I know when spring is really here when I can hear the low croaking of a pond of frogs. I have photographed frogs many times over the years and I still get a great buzz when I spend a few hours in their delightful company. As my cameras evolve, or more likely as I fall into Canons trap of continuously upgrading their bodies I find that I am drawn back to working with old friends. Luckily this year I learnt of a super garden pond at a friends where the frogs proved to be the most obliging of any I have ever worked with. I also decided that I wanted to try a few new things so I devoted two days last week at poolside.

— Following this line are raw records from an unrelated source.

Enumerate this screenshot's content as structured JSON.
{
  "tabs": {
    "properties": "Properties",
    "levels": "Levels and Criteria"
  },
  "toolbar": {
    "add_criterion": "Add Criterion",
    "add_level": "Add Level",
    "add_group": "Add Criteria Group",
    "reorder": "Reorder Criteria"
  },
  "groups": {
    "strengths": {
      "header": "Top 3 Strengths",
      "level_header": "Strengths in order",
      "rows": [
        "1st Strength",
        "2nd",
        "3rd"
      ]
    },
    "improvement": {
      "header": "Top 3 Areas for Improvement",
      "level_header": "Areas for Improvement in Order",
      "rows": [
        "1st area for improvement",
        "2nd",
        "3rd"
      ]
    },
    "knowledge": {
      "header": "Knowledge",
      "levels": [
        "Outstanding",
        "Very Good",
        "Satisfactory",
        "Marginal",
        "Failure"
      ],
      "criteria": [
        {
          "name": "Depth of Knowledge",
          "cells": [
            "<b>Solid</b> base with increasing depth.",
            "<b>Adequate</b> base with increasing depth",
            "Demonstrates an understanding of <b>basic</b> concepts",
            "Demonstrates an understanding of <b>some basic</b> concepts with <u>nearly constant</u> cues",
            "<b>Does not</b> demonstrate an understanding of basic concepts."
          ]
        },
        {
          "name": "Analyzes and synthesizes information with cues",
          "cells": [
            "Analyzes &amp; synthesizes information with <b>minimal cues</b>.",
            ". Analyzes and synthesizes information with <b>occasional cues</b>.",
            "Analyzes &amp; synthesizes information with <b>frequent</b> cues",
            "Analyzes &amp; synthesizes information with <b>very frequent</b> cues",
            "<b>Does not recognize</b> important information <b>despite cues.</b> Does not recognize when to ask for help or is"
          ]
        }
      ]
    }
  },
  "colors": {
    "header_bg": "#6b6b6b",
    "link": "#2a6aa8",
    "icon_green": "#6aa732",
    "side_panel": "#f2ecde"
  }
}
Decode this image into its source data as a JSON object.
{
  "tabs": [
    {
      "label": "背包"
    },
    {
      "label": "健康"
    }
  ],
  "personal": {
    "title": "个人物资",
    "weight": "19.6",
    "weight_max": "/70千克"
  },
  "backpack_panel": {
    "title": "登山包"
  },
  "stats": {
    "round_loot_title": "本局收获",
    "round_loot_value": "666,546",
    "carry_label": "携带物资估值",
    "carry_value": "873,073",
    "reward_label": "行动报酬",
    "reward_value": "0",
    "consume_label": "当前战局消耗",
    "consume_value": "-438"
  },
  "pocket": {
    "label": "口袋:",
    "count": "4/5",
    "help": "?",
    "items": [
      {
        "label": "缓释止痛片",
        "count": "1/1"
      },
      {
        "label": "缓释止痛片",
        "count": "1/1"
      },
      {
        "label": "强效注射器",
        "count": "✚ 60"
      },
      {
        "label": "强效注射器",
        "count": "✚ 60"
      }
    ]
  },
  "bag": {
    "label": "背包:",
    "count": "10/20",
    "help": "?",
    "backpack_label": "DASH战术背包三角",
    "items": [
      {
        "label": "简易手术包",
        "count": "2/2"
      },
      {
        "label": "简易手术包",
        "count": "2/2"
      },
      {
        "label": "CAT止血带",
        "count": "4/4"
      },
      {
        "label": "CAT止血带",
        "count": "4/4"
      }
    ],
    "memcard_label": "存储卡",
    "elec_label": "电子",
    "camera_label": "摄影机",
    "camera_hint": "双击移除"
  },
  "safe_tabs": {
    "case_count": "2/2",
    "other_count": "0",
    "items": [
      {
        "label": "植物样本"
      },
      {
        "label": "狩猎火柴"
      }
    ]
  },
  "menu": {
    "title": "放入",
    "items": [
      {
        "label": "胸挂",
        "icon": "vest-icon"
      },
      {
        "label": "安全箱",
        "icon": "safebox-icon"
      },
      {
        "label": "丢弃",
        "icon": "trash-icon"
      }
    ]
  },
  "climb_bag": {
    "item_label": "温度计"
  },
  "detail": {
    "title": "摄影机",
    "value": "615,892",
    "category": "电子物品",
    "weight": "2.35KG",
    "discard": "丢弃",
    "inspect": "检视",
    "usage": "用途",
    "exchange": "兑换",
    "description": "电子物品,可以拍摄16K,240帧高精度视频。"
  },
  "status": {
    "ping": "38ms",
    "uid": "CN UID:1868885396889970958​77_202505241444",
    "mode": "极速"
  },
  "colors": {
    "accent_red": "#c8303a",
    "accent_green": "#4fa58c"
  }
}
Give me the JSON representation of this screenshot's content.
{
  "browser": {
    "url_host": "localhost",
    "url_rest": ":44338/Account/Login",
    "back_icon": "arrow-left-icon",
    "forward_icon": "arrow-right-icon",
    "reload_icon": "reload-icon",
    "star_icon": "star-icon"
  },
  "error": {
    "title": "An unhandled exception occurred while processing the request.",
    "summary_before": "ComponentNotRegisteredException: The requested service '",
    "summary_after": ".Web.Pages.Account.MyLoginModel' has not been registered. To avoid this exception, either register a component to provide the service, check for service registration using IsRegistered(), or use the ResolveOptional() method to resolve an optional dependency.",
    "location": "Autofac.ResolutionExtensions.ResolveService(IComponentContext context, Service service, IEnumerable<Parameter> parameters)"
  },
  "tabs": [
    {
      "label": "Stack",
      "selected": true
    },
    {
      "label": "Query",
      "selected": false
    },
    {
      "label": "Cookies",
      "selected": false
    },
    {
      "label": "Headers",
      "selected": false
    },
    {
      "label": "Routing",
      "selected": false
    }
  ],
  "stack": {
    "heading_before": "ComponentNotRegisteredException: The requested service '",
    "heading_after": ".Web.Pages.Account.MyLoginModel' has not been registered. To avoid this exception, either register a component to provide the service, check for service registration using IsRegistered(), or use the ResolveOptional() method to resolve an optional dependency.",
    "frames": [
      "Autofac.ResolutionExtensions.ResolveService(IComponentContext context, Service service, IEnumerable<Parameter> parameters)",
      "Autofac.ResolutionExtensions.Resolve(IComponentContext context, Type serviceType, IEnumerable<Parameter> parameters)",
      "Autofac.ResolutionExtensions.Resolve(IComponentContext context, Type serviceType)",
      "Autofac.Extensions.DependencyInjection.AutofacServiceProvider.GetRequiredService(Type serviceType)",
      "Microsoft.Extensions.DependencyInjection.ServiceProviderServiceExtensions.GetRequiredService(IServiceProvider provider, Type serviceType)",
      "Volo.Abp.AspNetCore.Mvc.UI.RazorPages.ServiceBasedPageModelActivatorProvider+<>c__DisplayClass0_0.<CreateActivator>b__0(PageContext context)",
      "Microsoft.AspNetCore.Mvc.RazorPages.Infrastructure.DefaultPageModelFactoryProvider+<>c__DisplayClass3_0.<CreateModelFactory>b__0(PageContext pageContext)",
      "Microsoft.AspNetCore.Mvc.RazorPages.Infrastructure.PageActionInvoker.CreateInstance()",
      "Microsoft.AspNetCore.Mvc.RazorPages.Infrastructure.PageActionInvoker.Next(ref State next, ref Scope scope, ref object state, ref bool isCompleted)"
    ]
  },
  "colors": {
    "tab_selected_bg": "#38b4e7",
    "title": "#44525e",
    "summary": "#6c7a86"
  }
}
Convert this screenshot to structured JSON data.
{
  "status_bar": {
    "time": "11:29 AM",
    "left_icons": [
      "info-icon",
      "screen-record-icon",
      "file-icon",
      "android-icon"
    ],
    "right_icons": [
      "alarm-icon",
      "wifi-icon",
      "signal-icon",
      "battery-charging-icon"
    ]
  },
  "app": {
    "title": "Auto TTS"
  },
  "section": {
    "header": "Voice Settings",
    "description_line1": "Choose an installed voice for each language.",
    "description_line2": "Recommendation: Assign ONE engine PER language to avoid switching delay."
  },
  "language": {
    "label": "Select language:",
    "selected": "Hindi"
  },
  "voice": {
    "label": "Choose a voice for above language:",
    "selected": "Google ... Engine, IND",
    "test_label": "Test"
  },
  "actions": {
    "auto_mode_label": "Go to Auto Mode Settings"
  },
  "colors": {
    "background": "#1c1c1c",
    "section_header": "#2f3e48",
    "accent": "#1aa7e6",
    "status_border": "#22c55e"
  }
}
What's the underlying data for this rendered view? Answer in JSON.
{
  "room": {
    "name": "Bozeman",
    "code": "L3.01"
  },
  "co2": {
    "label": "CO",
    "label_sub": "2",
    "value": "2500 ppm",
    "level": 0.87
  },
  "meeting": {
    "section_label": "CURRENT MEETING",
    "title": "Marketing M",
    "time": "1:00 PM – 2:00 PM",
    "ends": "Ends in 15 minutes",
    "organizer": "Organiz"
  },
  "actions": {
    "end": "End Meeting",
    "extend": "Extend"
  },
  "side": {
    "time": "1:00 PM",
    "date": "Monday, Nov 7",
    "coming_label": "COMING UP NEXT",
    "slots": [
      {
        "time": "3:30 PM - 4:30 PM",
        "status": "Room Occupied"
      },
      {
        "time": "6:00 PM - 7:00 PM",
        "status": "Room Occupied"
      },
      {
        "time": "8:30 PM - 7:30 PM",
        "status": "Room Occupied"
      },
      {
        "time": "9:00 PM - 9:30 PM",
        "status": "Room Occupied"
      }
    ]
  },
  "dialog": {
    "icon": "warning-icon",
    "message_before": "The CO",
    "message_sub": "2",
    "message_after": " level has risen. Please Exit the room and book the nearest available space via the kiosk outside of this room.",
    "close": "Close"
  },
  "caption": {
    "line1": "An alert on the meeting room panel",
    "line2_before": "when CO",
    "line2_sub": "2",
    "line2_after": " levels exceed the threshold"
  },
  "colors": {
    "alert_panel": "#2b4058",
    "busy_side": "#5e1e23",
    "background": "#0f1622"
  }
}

Both days had great light and dawned bright but cold. I thought the spawning period might be over but there were several pairs still in amplexus even though there was a fair amount of spawn already present. Usually frogs head to the muddy depths when a predator or human towers onto the scene. Here the frogs did take a cursory dive but quickly returned to their lusty croaking at the surface. Perhaps the reduced availability of potential mates had something to do with the male’s rapid rise back to the hectic ponds surface layers.

I only witnessed one mating ball where 8 or 9 males had forgotten their etiquette and grasped onto the backs of other males who were all trying to grasp onto a single red female. These fascinating, yet potentially killer mating masses are amazing things to witness yet in the viewers mind there is the welfare of the poor female to be considered. I suspect that few of the females actually die, it would be a tragic way to go yet I still break the photographer’s code and intervene if I think she may be at risk.

At the end of my 2 sessions all the frogs had spawned so the action was really over for another year. I was quite pleased with some of my images, and as always I wanted to spend more time perfecting my techniques, so role on spring 2015!